Segundo Marion, os elasmobrânquios (subclasse de peixes cartilaginosos que compreende os tubarões e as arraias) são extremamente vulneráveis à pesca, devido a uma série de fatores. Primeiramente, sua maturação sexual demora muito tempo – a Arraia-branca leva de cinco a seis anos para se tornar adulta, enquanto alguns peixes ósseos levam de seis meses a um ano –, então o seu crescimento é lento. Elas também têm poucos filhotes, o que dificulta a renovação da população, e, somado a isso, o fato de serem animais maiores faz com que possam ser capturados por uma grande variedade de artes de pesca.

No caso específico das Arraias-brancas, a pesca tem na alimentação sua única finalidade, mas, mesmo assim, é elevada e tem crescido. “Minha orientadora, Lucy Satiko Soares, fez uma pesquisa lá em 2011, e eles usavam, aproximadamente, de 100 a 200 anzóis por pescaria. Hoje em dia eles estão usando mais de mil. Então aumentou bastante, porque diminuiu a captura. Embora os pescadores achem que essa espécie se reproduz muito, que não vai acabar, tem estudos que mostram várias espécies em declínio justamente por causa da captura excessiva”, conta a pesquisadora. Quanto mais se pesca, mais se investe na atividade.

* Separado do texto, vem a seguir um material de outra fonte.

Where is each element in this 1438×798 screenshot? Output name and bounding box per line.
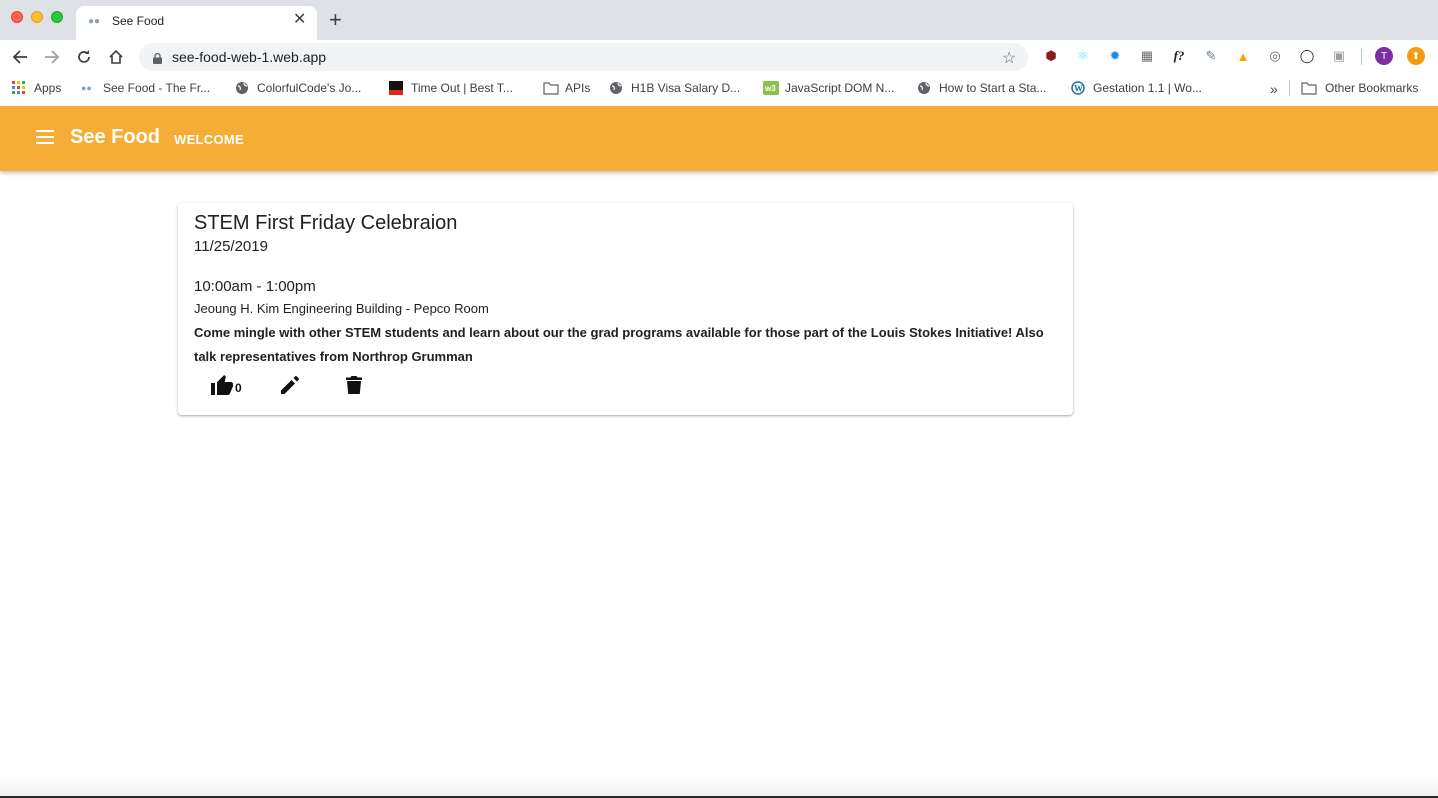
close-window-button[interactable] xyxy=(11,11,23,23)
new-tab-button[interactable]: + xyxy=(329,9,342,31)
react-devtools-extension-icon[interactable]: ⚛ xyxy=(1074,47,1092,65)
svg-text:w3: w3 xyxy=(764,84,776,93)
bookmarks-overflow-chevron-icon[interactable]: » xyxy=(1270,81,1278,97)
like-count: 0 xyxy=(235,381,242,395)
firebase-extension-icon[interactable]: ▲ xyxy=(1234,47,1252,65)
minimize-window-button[interactable] xyxy=(31,11,43,23)
apps-grid-icon xyxy=(12,81,26,95)
app-header: See Food WELCOME xyxy=(0,106,1438,171)
address-bar[interactable]: see-food-web-1.web.app ☆ xyxy=(139,43,1028,71)
nav-welcome-link[interactable]: WELCOME xyxy=(174,132,244,147)
bookmark-other-bookmarks[interactable]: Other Bookmarks xyxy=(1301,81,1418,95)
folder-icon xyxy=(1301,81,1317,95)
redux-devtools-extension-icon[interactable]: ✹ xyxy=(1106,47,1124,65)
bookmark-start-startup[interactable]: How to Start a Sta... xyxy=(917,81,1046,95)
bookmark-folder-apis[interactable]: APIs xyxy=(543,81,590,95)
like-button[interactable]: 0 xyxy=(210,374,242,401)
puzzle-extension-icon[interactable]: ▣ xyxy=(1330,47,1348,65)
globe-icon xyxy=(609,81,623,95)
event-description: Come mingle with other STEM students and… xyxy=(194,325,1044,364)
bookmarks-divider xyxy=(1289,80,1290,96)
app-brand[interactable]: See Food xyxy=(70,126,160,149)
bookmark-timeout[interactable]: Time Out | Best T... xyxy=(389,81,513,95)
bookmarks-bar: Apps ●● See Food - The Fr... ColorfulCod… xyxy=(0,74,1438,102)
globe-icon xyxy=(235,81,249,95)
reload-icon[interactable] xyxy=(72,45,96,69)
profile-avatar[interactable]: T xyxy=(1375,47,1393,65)
bookmark-apps[interactable]: Apps xyxy=(12,81,61,95)
color-picker-extension-icon[interactable]: ✎ xyxy=(1202,47,1220,65)
toolbar-divider xyxy=(1361,49,1362,65)
bookmark-see-food[interactable]: ●● See Food - The Fr... xyxy=(81,81,210,95)
folder-icon xyxy=(543,81,559,95)
seefood-favicon-icon: ●● xyxy=(81,83,92,93)
delete-button[interactable] xyxy=(346,375,362,400)
json-extension-icon[interactable]: ◎ xyxy=(1266,47,1284,65)
edit-button[interactable] xyxy=(280,375,300,400)
event-location: Jeoung H. Kim Engineering Building - Pep… xyxy=(194,301,489,316)
forward-arrow-icon[interactable] xyxy=(40,45,64,69)
page-bottom-shade xyxy=(0,772,1438,798)
browser-toolbar: see-food-web-1.web.app ☆ ⬢ ⚛ ✹ ▦ f? ✎ ▲ … xyxy=(0,40,1438,74)
event-title: STEM First Friday Celebraion xyxy=(194,212,458,234)
bookmark-colorfulcode[interactable]: ColorfulCode's Jo... xyxy=(235,81,361,95)
close-tab-icon[interactable]: ✕ xyxy=(293,12,306,28)
bookmark-gestation[interactable]: W Gestation 1.1 | Wo... xyxy=(1071,81,1202,95)
browser-titlebar: ●● See Food ✕ + xyxy=(0,0,1438,40)
bookmark-star-icon[interactable]: ☆ xyxy=(1002,48,1016,68)
back-arrow-icon[interactable] xyxy=(8,45,32,69)
svg-text:W: W xyxy=(1074,84,1083,94)
seefood-favicon-icon: ●● xyxy=(88,16,101,27)
circle-extension-icon[interactable]: ◯ xyxy=(1298,47,1316,65)
event-time: 10:00am - 1:00pm xyxy=(194,278,316,295)
home-icon[interactable] xyxy=(104,45,128,69)
update-icon[interactable]: ⬆ xyxy=(1407,47,1425,65)
event-date: 11/25/2019 xyxy=(194,238,268,255)
thumbs-up-icon xyxy=(210,374,234,401)
tab-title: See Food xyxy=(112,14,165,28)
browser-tab[interactable]: ●● See Food ✕ xyxy=(76,6,317,40)
timeout-favicon-icon xyxy=(389,81,403,95)
globe-icon xyxy=(917,81,931,95)
url-text: see-food-web-1.web.app xyxy=(172,49,327,65)
bookmark-javascript-dom[interactable]: w3 JavaScript DOM N... xyxy=(763,81,894,95)
bookmark-h1b[interactable]: H1B Visa Salary D... xyxy=(609,81,740,95)
font-detector-extension-icon[interactable]: f? xyxy=(1170,47,1188,65)
trash-icon xyxy=(346,375,362,400)
layout-extension-icon[interactable]: ▦ xyxy=(1138,47,1156,65)
w3-favicon-icon: w3 xyxy=(763,81,779,95)
lock-icon xyxy=(153,51,162,69)
hamburger-menu-icon[interactable] xyxy=(36,130,56,146)
event-card: STEM First Friday Celebraion 11/25/2019 … xyxy=(178,203,1073,415)
wordpress-icon: W xyxy=(1071,81,1085,95)
pencil-icon xyxy=(280,375,300,400)
ublock-extension-icon[interactable]: ⬢ xyxy=(1042,47,1060,65)
maximize-window-button[interactable] xyxy=(51,11,63,23)
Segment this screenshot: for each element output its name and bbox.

Ainda assim, só com os dados desse estudo não é possível afirmar que a extinção da espécie seja um risco real. Marion reitera a necessidade de se realizar trabalhos com esse por mais tempo, para considerar as flutuações de ano para ano e, assim, conseguir construir um panorama mais preciso: “Estudos de mais de um ano são fundamentais para ver flutuações do ciclo de vida, comportamentos e potenciais riscos. De repente até trabalhar com outras artes de pesca que capturem exemplares menores. Com os petrechos monitorados a gente só conseguiu exemplares maiores de 31 cm, e sabe-se que ela nasce mesmo com 12 a 17 cm de largura de disco.